Letters to the Editor

Include your full name, home address and phone number for verification purposes. All letters are edited for clarity and length; 200 words or fewer are best. Letters may be published in any format and become the property of The Eagle.

Mail: Letters to the Editor, The Wichita Eagle, 825 E. Douglas, Wichita, KS 67202

E-mail: letters@wichitaeagle.com

Fax: 316-269-6799

For more information, contact Phillip Brownlee at 316-268-6262, pbrownlee@wichitaeagle.com.

Suitable education funding at risk

“Explain cuts to students” (Jan. 18 Eagle Editorial) was a well-reasoned call for our legislators and the governor to do their constitutional duty in funding public education for all our children.

With 18 percent of Kansas schoolchildren living in poverty, it is particularly galling that the governor and his legislative allies seek changes to our laws to appoint political favorites to seats on our Court of Appeals and the Kansas Supreme Court. Our courts have consistently and correctly ordered state legislators to do something they do not want to do: perform their constitutional duty to fund suitable public education. If the governor gets his way, the constitutional right of children to a suitable public education can be overturned by his political appointees to the appellate courts and public schools further underfunded.

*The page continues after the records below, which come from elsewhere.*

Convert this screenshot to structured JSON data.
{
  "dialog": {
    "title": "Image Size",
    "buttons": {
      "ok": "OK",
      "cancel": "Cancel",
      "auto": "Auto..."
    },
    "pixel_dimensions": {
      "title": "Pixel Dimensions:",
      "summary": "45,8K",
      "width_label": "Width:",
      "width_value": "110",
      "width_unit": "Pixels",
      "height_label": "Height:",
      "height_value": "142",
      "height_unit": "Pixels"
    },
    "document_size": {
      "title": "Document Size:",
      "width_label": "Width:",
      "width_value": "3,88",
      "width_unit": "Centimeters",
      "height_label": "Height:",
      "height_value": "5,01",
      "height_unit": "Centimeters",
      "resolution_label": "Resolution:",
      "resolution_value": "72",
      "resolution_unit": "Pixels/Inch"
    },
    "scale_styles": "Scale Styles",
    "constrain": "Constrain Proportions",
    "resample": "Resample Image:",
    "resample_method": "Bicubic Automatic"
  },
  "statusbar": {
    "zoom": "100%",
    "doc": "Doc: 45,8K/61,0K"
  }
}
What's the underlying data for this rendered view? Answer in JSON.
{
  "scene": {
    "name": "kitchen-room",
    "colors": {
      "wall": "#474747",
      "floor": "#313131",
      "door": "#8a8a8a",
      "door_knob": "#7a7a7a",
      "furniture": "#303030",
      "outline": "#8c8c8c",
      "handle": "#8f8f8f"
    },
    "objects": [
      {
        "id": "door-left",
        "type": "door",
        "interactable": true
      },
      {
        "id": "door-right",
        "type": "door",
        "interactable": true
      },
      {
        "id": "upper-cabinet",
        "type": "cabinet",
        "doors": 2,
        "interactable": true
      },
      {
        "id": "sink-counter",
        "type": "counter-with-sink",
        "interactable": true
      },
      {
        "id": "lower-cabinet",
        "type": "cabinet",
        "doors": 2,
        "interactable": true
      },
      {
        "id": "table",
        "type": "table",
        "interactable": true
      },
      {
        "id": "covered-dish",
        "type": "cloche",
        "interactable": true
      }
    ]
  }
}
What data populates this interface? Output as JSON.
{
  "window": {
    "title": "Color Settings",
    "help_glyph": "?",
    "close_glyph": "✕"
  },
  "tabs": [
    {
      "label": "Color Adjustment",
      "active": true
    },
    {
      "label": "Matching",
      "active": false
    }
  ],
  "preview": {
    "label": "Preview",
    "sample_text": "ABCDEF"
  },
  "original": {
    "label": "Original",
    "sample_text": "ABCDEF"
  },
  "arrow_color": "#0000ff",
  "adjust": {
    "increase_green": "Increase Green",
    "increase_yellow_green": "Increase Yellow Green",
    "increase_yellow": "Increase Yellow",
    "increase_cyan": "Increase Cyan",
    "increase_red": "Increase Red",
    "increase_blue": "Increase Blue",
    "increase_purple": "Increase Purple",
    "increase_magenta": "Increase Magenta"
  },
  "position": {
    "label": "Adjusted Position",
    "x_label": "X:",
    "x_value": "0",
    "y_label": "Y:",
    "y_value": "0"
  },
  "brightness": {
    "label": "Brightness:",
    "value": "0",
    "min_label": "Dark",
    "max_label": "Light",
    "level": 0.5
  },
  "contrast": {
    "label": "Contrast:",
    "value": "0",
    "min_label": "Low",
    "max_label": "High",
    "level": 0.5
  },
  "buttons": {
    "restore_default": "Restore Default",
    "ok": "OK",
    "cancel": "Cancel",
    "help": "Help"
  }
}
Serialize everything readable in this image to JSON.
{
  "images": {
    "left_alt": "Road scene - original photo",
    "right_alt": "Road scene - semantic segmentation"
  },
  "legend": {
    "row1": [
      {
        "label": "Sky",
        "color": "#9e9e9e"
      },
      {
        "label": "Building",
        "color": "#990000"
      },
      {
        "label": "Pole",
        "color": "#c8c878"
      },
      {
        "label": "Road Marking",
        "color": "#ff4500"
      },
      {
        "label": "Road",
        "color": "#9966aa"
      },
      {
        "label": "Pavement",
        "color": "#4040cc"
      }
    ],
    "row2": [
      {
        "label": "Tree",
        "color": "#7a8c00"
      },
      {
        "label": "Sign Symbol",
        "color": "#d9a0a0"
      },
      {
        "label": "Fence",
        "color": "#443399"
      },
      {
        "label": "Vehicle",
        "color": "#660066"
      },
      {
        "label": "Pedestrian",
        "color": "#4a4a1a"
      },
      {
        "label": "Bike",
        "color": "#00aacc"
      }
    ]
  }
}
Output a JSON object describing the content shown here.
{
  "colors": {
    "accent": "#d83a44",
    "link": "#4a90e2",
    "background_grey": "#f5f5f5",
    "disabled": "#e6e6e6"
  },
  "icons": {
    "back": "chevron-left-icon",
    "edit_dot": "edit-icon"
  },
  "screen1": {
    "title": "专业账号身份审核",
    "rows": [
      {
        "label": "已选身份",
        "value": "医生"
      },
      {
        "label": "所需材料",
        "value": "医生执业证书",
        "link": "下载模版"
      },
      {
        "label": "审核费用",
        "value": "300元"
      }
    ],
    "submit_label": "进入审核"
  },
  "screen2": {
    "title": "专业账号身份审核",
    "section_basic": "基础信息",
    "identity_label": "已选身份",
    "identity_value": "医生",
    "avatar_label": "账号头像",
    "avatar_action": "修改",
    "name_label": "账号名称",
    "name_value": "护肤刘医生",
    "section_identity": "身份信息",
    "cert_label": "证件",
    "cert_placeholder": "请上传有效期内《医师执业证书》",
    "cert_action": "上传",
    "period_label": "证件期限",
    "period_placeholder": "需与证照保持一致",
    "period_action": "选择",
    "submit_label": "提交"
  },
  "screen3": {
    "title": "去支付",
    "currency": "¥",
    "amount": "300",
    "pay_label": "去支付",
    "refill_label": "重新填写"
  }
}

With Texas as a role model, our governor thinks during a state budgetary drought he helped create that the money for Kansas public schools will grow on magical tax-cutting trees. I gladly pay taxes to help educate my neighbors’ children, and I commend The Eagle editorial board for exposing these shamelessly false political prophets pretending to lead us to a new prosperity by denying poor and middle-class kids a decent public education.



Not welfare

It appears that The Eagle editorial board now thinks that USD 259 needs to be the welfare program and provide food, shelter, clothes, plus school supplies, and that the state should increase the amount paid per student to provide it (“Explain cuts to students,” Jan. 18 Eagle Editorial). The school’s function is to educate. It is not a welfare program.

If families need assistance, the schools should certainly provide information on how to receive it. If families are not qualified to receive support from the state because of citizenship status, then the schools should give them information about those sources that can and do provide help from donation – not taxation.

Sending people to the correct place for assistance lessens the chance of fraud from those who attempt to receive aid from multiple support sources at taxpayers’ expense.